Resnais’s film is a documentary that mixes both color and black and white, still photographs and moving pictures, images and words. The narrator is Jean Cayrol, who was deported to Mauthausen and wrote a book called “Poems de la Nuit et du brouillard”—Poems of Night and Fog, from which Resnais takes the title of his documentary. He brings a gravitas, authority, and a difficult beauty to the narrative of the film.

The film is unafraid to mix the beautiful (landscapes and luminescent black and white scenic photography) with the brutal (images of the concentration camps’ prisoners and their abandoned belongings). Color is not used simplistically as a scheme to simplify whether an image is “bad,” “good” or even “neutral.” The mixture of color film and black and white, the ‘old’ versus a potentially comfortingly—because distant—modern and removed sense of the ‘new.’
There are no simplistic approaches to this short film and Resnais is firmly in control of his medium to keep our focus on his film’s subject. Interestingly, Chris Marker, the creator of La Jetee, the next film I will review, was part of Resnais’ team, utilizing his strengths in handling still images—providing movement into and between stills that mimics motion so well that the viewer is taken into the film as a motion picture.
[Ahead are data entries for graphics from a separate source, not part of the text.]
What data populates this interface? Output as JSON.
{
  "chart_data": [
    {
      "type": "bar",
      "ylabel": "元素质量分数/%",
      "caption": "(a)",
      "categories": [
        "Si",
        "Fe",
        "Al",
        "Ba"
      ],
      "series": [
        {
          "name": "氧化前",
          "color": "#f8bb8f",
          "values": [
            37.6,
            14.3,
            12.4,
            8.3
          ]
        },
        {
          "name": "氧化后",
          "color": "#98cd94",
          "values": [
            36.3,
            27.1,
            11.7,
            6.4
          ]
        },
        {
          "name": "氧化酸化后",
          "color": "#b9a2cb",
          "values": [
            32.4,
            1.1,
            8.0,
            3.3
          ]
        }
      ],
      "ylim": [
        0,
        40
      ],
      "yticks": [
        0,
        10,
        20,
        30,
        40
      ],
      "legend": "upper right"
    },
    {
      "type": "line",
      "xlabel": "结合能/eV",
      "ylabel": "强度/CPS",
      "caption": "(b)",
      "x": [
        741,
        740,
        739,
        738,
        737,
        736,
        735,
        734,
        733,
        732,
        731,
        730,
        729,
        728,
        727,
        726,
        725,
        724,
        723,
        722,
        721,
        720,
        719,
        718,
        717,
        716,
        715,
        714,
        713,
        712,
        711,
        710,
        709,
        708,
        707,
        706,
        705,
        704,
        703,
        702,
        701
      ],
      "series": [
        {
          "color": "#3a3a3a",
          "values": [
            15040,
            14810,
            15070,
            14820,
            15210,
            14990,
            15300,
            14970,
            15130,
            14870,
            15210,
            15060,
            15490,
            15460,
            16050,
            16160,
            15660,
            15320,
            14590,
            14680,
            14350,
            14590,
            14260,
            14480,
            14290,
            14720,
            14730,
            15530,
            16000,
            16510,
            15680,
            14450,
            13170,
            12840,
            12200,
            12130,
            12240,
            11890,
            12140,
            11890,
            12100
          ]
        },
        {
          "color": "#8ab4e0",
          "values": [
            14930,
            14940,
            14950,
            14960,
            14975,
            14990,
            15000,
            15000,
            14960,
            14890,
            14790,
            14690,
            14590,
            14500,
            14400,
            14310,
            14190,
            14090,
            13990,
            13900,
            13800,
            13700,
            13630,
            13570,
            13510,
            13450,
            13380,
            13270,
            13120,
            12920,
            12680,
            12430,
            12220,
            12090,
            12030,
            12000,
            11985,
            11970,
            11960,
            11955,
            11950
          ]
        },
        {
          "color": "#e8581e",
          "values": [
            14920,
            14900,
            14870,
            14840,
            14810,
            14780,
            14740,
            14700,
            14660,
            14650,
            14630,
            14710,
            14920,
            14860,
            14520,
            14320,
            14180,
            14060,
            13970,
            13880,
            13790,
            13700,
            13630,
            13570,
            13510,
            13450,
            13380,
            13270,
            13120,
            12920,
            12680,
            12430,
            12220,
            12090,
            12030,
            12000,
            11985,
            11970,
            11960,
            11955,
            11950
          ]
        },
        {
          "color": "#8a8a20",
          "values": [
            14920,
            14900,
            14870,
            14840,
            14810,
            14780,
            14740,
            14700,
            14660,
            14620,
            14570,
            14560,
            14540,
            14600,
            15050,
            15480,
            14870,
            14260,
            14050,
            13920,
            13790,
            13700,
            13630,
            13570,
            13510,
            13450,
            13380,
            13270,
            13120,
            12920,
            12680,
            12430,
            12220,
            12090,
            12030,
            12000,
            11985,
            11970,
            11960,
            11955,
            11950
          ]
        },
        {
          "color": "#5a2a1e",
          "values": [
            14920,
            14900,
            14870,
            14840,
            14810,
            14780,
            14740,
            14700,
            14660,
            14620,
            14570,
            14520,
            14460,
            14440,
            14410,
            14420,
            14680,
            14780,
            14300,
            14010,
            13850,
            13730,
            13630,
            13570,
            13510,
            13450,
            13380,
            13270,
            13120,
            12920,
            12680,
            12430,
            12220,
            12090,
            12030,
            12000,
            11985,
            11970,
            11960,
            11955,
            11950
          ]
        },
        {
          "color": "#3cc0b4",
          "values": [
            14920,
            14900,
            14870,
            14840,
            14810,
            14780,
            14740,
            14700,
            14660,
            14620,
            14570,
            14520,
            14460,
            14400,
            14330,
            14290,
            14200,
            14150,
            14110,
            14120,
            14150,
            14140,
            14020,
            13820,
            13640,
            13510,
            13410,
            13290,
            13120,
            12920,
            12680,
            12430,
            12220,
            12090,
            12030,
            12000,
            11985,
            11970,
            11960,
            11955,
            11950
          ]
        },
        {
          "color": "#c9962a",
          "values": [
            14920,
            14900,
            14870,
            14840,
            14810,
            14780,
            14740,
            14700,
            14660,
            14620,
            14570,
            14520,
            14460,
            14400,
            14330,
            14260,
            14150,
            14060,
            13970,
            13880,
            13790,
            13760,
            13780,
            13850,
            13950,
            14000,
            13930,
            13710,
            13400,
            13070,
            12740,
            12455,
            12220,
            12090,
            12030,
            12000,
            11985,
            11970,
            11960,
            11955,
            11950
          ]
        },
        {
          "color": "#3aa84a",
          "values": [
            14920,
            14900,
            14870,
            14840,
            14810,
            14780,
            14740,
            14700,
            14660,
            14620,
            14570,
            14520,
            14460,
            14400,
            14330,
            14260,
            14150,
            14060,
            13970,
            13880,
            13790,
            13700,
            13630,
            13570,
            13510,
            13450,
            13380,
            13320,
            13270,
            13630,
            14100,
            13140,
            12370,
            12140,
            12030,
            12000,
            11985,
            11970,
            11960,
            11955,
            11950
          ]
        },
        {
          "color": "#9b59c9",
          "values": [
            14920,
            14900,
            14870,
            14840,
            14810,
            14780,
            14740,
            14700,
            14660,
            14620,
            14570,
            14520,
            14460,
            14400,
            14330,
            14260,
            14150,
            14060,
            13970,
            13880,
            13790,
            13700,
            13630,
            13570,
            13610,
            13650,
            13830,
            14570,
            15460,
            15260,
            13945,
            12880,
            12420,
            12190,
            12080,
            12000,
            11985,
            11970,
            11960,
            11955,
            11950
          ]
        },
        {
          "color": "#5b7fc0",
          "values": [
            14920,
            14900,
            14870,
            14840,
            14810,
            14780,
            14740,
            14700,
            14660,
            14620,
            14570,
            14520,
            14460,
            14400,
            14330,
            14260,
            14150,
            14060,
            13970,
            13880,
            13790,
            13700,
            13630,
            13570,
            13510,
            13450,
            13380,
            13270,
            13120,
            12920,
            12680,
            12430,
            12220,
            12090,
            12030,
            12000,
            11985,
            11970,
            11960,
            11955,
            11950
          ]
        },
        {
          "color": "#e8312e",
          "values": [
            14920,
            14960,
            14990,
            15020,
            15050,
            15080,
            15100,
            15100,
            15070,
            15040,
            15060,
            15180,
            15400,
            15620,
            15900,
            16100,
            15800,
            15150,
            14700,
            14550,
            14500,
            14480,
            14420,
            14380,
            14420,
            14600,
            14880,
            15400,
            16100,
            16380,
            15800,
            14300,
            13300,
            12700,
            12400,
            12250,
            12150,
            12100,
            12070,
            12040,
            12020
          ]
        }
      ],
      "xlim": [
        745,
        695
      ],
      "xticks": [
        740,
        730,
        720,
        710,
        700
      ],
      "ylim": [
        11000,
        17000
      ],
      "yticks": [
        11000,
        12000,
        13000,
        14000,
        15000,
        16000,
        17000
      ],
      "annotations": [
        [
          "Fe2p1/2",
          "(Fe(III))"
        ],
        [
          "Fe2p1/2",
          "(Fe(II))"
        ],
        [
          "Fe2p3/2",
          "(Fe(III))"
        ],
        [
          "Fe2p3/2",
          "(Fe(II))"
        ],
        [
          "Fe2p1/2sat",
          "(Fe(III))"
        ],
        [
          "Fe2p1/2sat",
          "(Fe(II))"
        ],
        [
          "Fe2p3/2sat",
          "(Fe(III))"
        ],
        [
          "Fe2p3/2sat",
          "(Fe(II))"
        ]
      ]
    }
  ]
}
Resnais makes his material move, focusing deeply into a still photograph of women prisoners’ hair cut away by the Nazis, resizing and reframing images, cutting from the past to the present, all of it guided by the voice of Cayrol.

The French New Wave emerged after the Second World War and, as I have noted in Truffaut’s short “Les Mistons,” there is something problematic that needs to be addressed in all art after the Holocaust.

The French New Wave impetus is partly due to the horrors of mid-century history, but also the continuing innovations, inventions (such as, color film, faster film stock) and the gradual return of prosperity. Having passed through the fires of war and horror, it would have been tempting to create a more sumptuous and beautiful art; but Resnais’ “Night and Fog” makes it explicit that the New Wave directors weren’t interested in any such easy returns to an idyllic sensibility, or to try and forget the lessons—emblemized by Cayrol’s dirge-like narration—that war and horror and the so-called blessings of modernity.